Die Herstellung der Deutschen Einheit wäre ohne die Zwei-plus-Vier-Verhandlungen nicht möglich gewesen, und ohne sie wäre Deutschland womöglich heute kein souveräner Staat. Zugleich war die Überwindung der Jalta-Nachkriegsordnung die Voraussetzung für das neue Europa. Die Kommission „30 Jahre Friedliche Revolution und Deutsche Einheit“ hat deshalb anlässlich des 30. Jubiläums des Zwei-plus-Vier-Vertrags am 12. September 2020 den internationalen Kontext der Deutschen Einheit thematisiert. Gleichzeitig sollte diskutiert werden, vor welchen Herausforderungen Europa heute steht.

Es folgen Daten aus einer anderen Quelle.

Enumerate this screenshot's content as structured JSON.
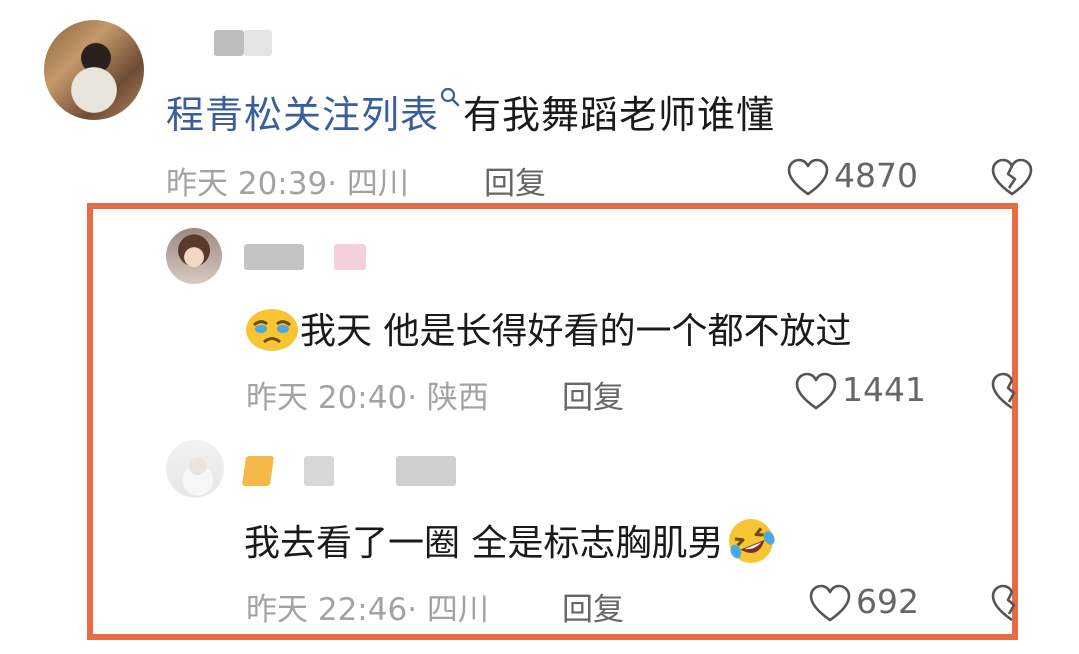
{
  "main_comment": {
    "link_text": "程青松关注列表",
    "body_text": "有我舞蹈老师谁懂",
    "time": "昨天 20:39",
    "location": "四川",
    "reply_label": "回复",
    "likes": "4870"
  },
  "replies": [
    {
      "text": "我天 他是长得好看的一个都不放过",
      "emoji_name": "crying-face-emoji",
      "time": "昨天 20:40",
      "location": "陕西",
      "reply_label": "回复",
      "likes": "1441"
    },
    {
      "text": "我去看了一圈  全是标志胸肌男",
      "emoji_name": "rolling-laughing-emoji",
      "time": "昨天 22:46",
      "location": "四川",
      "reply_label": "回复",
      "likes": "692"
    }
  ],
  "colors": {
    "link": "#3a5d9c",
    "highlight_border": "#e76b45",
    "meta_text": "#a3a3a3"
  }
}
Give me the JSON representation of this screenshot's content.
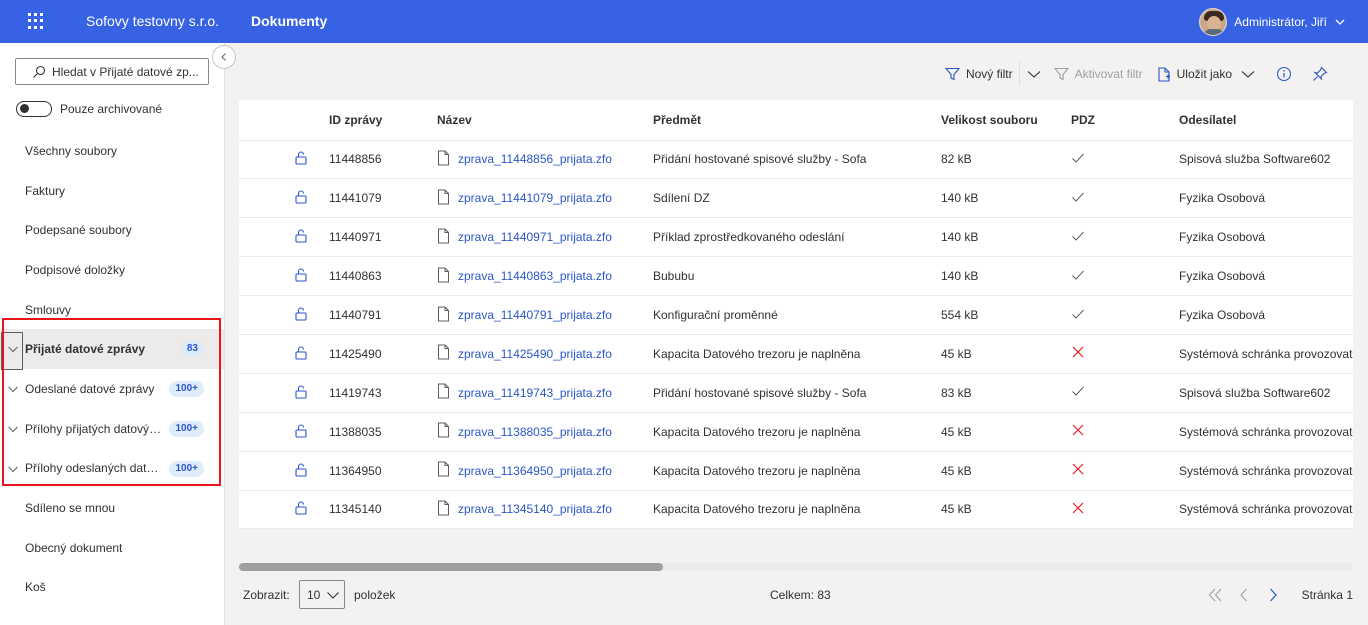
{
  "header": {
    "company": "Sofovy testovny s.r.o.",
    "module": "Dokumenty",
    "user": "Administrátor, Jiří"
  },
  "sidebar": {
    "search_placeholder": "Hledat v Přijaté datové zp...",
    "archive_toggle": "Pouze archivované",
    "items": [
      {
        "label": "Všechny soubory"
      },
      {
        "label": "Faktury"
      },
      {
        "label": "Podepsané soubory"
      },
      {
        "label": "Podpisové doložky"
      },
      {
        "label": "Smlouvy"
      },
      {
        "label": "Přijaté datové zprávy",
        "badge": "83"
      },
      {
        "label": "Odeslané datové zprávy",
        "badge": "100+"
      },
      {
        "label": "Přílohy přijatých datových zpráv",
        "badge": "100+"
      },
      {
        "label": "Přílohy odeslaných datových zpráv",
        "badge": "100+"
      },
      {
        "label": "Sdíleno se mnou"
      },
      {
        "label": "Obecný dokument"
      },
      {
        "label": "Koš"
      }
    ]
  },
  "toolbar": {
    "new_filter": "Nový filtr",
    "activate_filter": "Aktivovat filtr",
    "save_as": "Uložit jako"
  },
  "table": {
    "columns": [
      "ID zprávy",
      "Název",
      "Předmět",
      "Velikost souboru",
      "PDZ",
      "Odesílatel"
    ],
    "rows": [
      {
        "id": "11448856",
        "name": "zprava_11448856_prijata.zfo",
        "subject": "Přidání hostované spisové služby - Sofa",
        "size": "82 kB",
        "pdz": true,
        "sender": "Spisová služba Software602"
      },
      {
        "id": "11441079",
        "name": "zprava_11441079_prijata.zfo",
        "subject": "Sdílení DZ",
        "size": "140 kB",
        "pdz": true,
        "sender": "Fyzika Osobová"
      },
      {
        "id": "11440971",
        "name": "zprava_11440971_prijata.zfo",
        "subject": "Příklad zprostředkovaného odeslání",
        "size": "140 kB",
        "pdz": true,
        "sender": "Fyzika Osobová"
      },
      {
        "id": "11440863",
        "name": "zprava_11440863_prijata.zfo",
        "subject": "Bububu",
        "size": "140 kB",
        "pdz": true,
        "sender": "Fyzika Osobová"
      },
      {
        "id": "11440791",
        "name": "zprava_11440791_prijata.zfo",
        "subject": "Konfigurační proměnné",
        "size": "554 kB",
        "pdz": true,
        "sender": "Fyzika Osobová"
      },
      {
        "id": "11425490",
        "name": "zprava_11425490_prijata.zfo",
        "subject": "Kapacita Datového trezoru je naplněna",
        "size": "45 kB",
        "pdz": false,
        "sender": "Systémová schránka provozovatele"
      },
      {
        "id": "11419743",
        "name": "zprava_11419743_prijata.zfo",
        "subject": "Přidání hostované spisové služby - Sofa",
        "size": "83 kB",
        "pdz": true,
        "sender": "Spisová služba Software602"
      },
      {
        "id": "11388035",
        "name": "zprava_11388035_prijata.zfo",
        "subject": "Kapacita Datového trezoru je naplněna",
        "size": "45 kB",
        "pdz": false,
        "sender": "Systémová schránka provozovatele"
      },
      {
        "id": "11364950",
        "name": "zprava_11364950_prijata.zfo",
        "subject": "Kapacita Datového trezoru je naplněna",
        "size": "45 kB",
        "pdz": false,
        "sender": "Systémová schránka provozovatele"
      },
      {
        "id": "11345140",
        "name": "zprava_11345140_prijata.zfo",
        "subject": "Kapacita Datového trezoru je naplněna",
        "size": "45 kB",
        "pdz": false,
        "sender": "Systémová schránka provozovatele"
      }
    ]
  },
  "footer": {
    "show_label": "Zobrazit:",
    "page_size": "10",
    "items_label": "položek",
    "total": "Celkem: 83",
    "page": "Stránka 1"
  },
  "colors": {
    "brand": "#3662e3",
    "link": "#2b56c9",
    "error": "#e8161b"
  }
}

Kernelement des Meilensteins 12. September waren drei Paneldiskussionen, die rund um den Jahrestag des Zwei-plus-Vier-Vertrags in Berlin aufgezeichnet und von den Fernsehsendern phoenix, ARD-alpha und Deutsche Welle jeweils ausgestrahlt wurden. Im Historischen Saal der Bundesakademie für Sicherheitspolitik, dem Weltsaal im Auswärtigen Amt sowie im Bundespresseamt trafen Persönlichkeiten aus Politik, Diplomatie, Wissenschaft und Gesellschaft zusammen. Sie diskutierten über den historischen Kontext des Vertragswerks, dessen Auswirkungen auf den Europäischen Integrationsprozess sowie über die zentrale Frage, wie sich die besondere Bedeutung der damaligen Ereignisse auch für kommende Generationen anschaulich und nachhaltig vermitteln ließe.
Inhaltlich angereichert wurden die Paneldiskussionen durch Stellungnahmen von jungen Menschen aus Europa, Russland und den USA zum Zwei-plus-Vier-Vertrag.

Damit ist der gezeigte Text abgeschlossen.